Bu noktaya nasıl varıldı?
Bilindiği gibi Barzani ABD, Türkiye ve İran’ın uyarılarına rağmen 25 Eylül’de Kerkük gibi ihtilaflı bölgeler dahil, KBY idaresinde bulunan tüm yerleşimlerde bağımsızlık referandumu düzenledi. Yüzde 93 ‘Evet’ oyuyla sonuçlanan referandumu yok sayması için Barzani üzerinde müthiş bir baskı oluştu. İlk adım Bağdat’tan geldi. 29 Eylül günü KBY’nin hava sahasını uçuşa yasakladı. Akabinde Türkiye ve İran koro halinde Barzani’yi sınırları kapatmakla, aynı zamanda askeri müdahaleyle tehdit etti.
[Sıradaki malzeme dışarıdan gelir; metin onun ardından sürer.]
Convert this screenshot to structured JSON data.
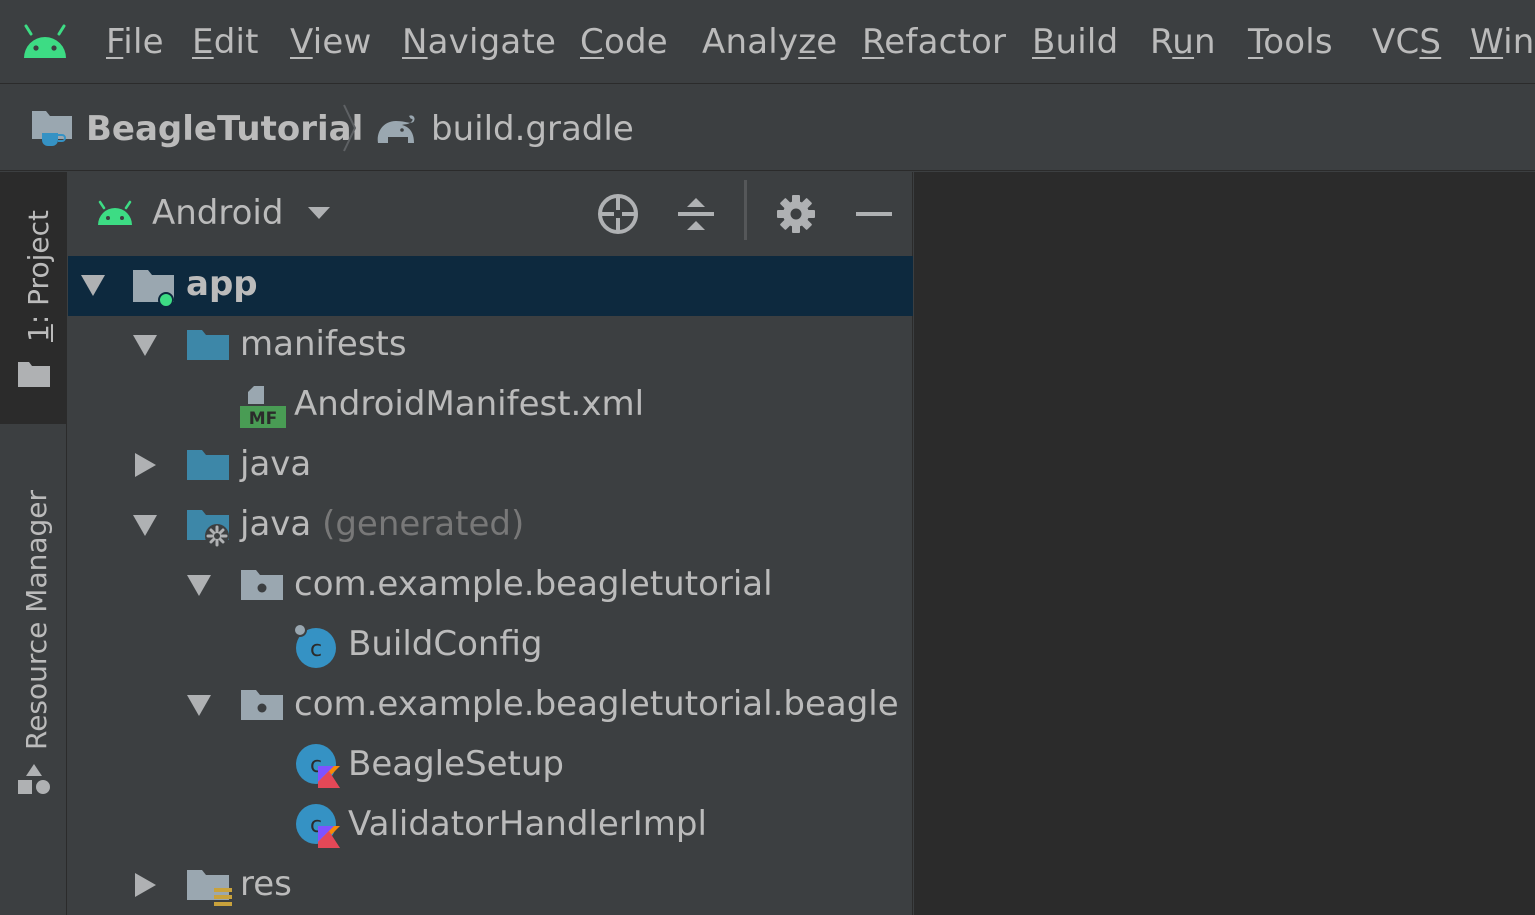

Bu arada ABD, tansiyonu düşürmek için Barzani’ye bir dizi öneriler iletti. Buna göre Kerkük’ün idaresi geçici olarak Irak merkezi yönetimiyle paylaşılacaktı. Kentin dışında ABD askerlerinin de bulunduğu ‘K1’ denen askeri alan ve Irak milli petrol şirketinin işlettiği petrol ve doğalgaz sahaları da dahil edilecekti. Diğer bir öneri ise Habur dahil KBY’nin Türkiye ve İran’la gümrük kapılarını yine merkezi hükümete ya devretmesi veya ortak yönetmesiydi. Barzani’nin bütün önerileri geri çevirdiği söyleniyor.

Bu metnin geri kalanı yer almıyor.